It's actually a standard called a Progressive Web App that's been around a while, but not often used. there was a post earlier discussing it as well.
Jamie
After almost 24 hours, coming up on 662MB of images, and 371MB for the postegres database. Though, I could see the numbers fluctuating depending on how much stuff you're subscribed to. I'm currently subscribed to 31 communities, most of them fairly large.
My Lemmy instance is currently occupying about 350MB of RAM, but you can round that up to 400MB. A lot less than the 4GB for KBin.Technically it's a dual user instance now, since a friend wanted to join it and I said sure.
Mine still has 4 videos per row on my 1080p monitor. Maybe you got forcibly opped into a test? Did you make sure that you weren't zoomed in or anything?
I was starting to sweat a little because my instance, that only I use, already has 600MB of pictures after less than 24 hours. The server has more than enough space, but I still wouldn't like it. A week is far more swallow-able.
Nah, it's really topical and helps ease people into the community by having common ground to start off on.

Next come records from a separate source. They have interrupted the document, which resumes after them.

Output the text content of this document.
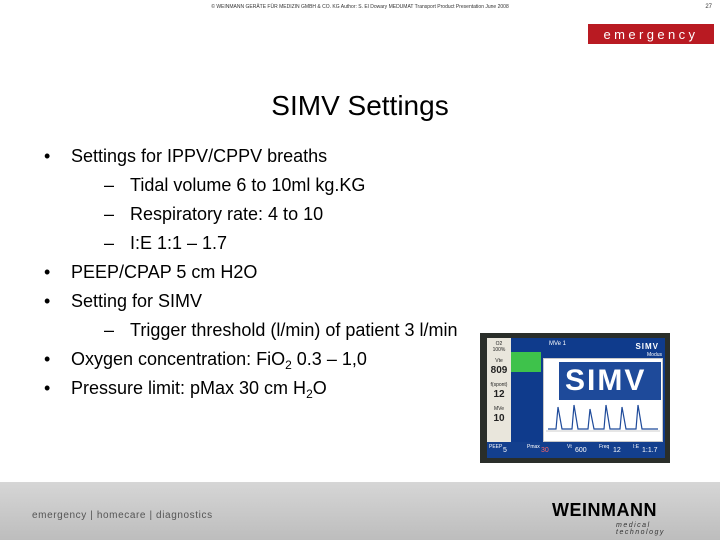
© WEINMANN GERÄTE FÜR MEDIZIN GMBH & CO. KG Author: S. El Dowary MEDUMAT Transport Product Presentation June 2008	27
emergency
SIMV Settings
• Settings for IPPV/CPPV breaths
– Tidal volume 6 to 10ml kg.KG
– Respiratory rate: 4 to 10
– I:E 1:1 – 1.7
• PEEP/CPAP 5 cm H2O
• Setting for SIMV
– Trigger threshold (l/min) of patient 3 l/min
• Oxygen concentration: FiO$_2$ 0.3 – 1,0
• Pressure limit: pMax 30 cm $H_2O$
O2
100%
Vte
809
f(spont)
12
MVe
10
MVe 1	SIMV
SIMV
Modus
PEEP 5	Pmax 30	Vt 600 Freq 12 I:E 1:1.7
emergency | homecare | diagnostics	WEINMANN
medical technology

Plus, it's cathartic to slam them in a place where they have no power.
The thing he really talks about caring about is preventing LLMs from getting his data and using it to provide answers that reduce traffic to Reddit. Except LLMs weren't purely trained on Reddit, and the high majority of the internet where the training data did come from doesn't have a convenient API... so that makes it a little harder, I guess, but it really has no effect.
Then other times, he complains about the advertising revenue, but contradicts himself and says actually the 3rd party app userbase is 3% of all users and inconsequential but people just want to bandwagon the poor multi-hundred million dollar company. Yet it's such a big opportunity cost that can't be ignored and there's just no better way.
I can completely understand why that wouldn't be, it would put a big strain on any server with a large community count.
I think the top 25-100 communities could be reasonable, though. This could also be accomplished with a bot either managed by an instance interested in pulling that data, or a user wanting to automate subscriptions a bit.
*I originally posted this with an example that I immediately realized was incorrect, so I corrected that.
The 150MB metric was based on the documentation estimate. I would say that remains correct for my solo instance. The only caveat would be that postegres adds, at current, about 200MB of usage on top of that. Nginx and postfix add just about nothing memory-wise.
This may bloat up over time, or if I had a bunch of users I'm certain it would, but we're not really talking about hosting large communities in this case, so I'd say 512MB of RAM with no other software could probably do the trick as a bare minimum. For those hosting proper communities, 100% future proof and go bigger than that.
Are you talking about getting a list for yourself, or doing it in a federated way? Because for an individual instance, you can go to Explore Communities -> All to view the most popular communities for that instance, or click the local tab for only communities that they host.
I found a lot of my communities (including this one!) through Lemmy Explorer which aggregates it a bit.
I didn't mention the install process in my case, because the box I installed on already had Apache, which conflicted with nginx, and I couldn't get an equivelant apache config working correctly. So in my case, it took extra steps where I migrated everything from apache to nginx on the box, and stopped using apache. But I did the install using ansible to connect from my PC to the server, and the install process itself wasn't bad. Copy pasted the config files and made a few relevant changes like DB password, instance name, default admin credentials, and pointing to my existing SMTP mail service. For a personal instance, you could probably exclude that last step though. I already host email for my domain, so the effort to do the extra and make it work was miniscule.
After the config changes, I just put things where the lemmy-ansible repo asked, and ran it as directed. Aside from a few screwups on my part, which were mostly because I was trying to see if I could make Apache work, the install wasn't too bad. Ansible did the heavy lifting, and if I was installing on a fresh server, I have little doubt it would have given me trouble at all.
If you ever decide to go through with trying, feel free to reach out to me. I'll be happy to help as much as I can.
The arguments for are varied. I don't have to worry about any admins making decisions on federation, I can federate (or not) however I please. I have my own space that I can do what I want with in a familiar format, and I can make my username Jamie without it being taken.